La vicenda e i dubbi

La vicenda, per la quale ora la sezione disciplinare ha fissato udienza, vede al centro un braccio di ferro tra Tarfusser e i vertici dell'ufficio. Il primo, ritenendo un errore giudiziario gli ergastoli inflitti, il 31 marzo ha depositato di propria iniziativa in cancelleria la richiesta, da inoltrare a Brescia, di riaprire il caso. Il pg Nanni ha ritenuto che in questo modo sia stato scavalcato il regolamento interno che assegna solo all'avvocato generale o alla stessa procuratrice generale "la facoltà di richiedere la revisione di sentenze", qualora sopravvengano nuove prove d'innocenza. Ora il sostituto pg milanese è disciplinarmente accusato di aver tenuto, senza alcuna delega dal capo, contatti con i difensori di Olindo e Rosa, e di aver ricevuto da loro consulenze scientifiche sulle asserite nuove prove a favore dei coniugi, contenute nella proposta di revisione.

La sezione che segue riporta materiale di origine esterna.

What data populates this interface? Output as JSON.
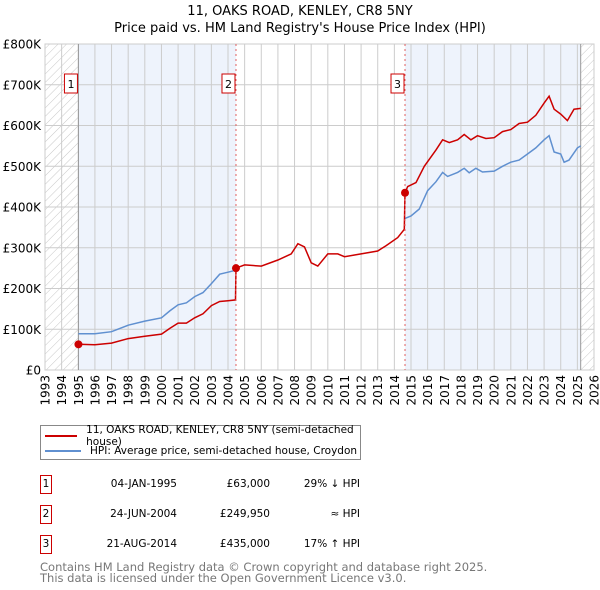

Proposta che comunque Nanni ha già mandato alla Corte d'Appello di Brescia, ma con parere negativo perché "inammissibile". La Corte bresciana dovrà decidere.

La revizione del processo

Un'istanza di revisione della sentenza di condanna all'ergastolo di Olindo Romano e Rosa Bazzi per la strage di Erba dell'11 dicembre del 2006 è stata presentata alla Corte d'appello di Brescia dal tutore dei due coniugi, l'avvocato Diego Soddu, dopo quella del sostituto pg di Milano Cuno Tarfusser.

A quanto si è saputo, nella richiesta, il tutore dei coniugi Romano sollecita che la sua istanza sia riunita a quella del magistrato milanese. I giudici bresciani dovranno decidere sull'ammissibilità di entrambe e sulla loro riunione. Il tutore rientra tra le persone legittimate a chiedere la revisione.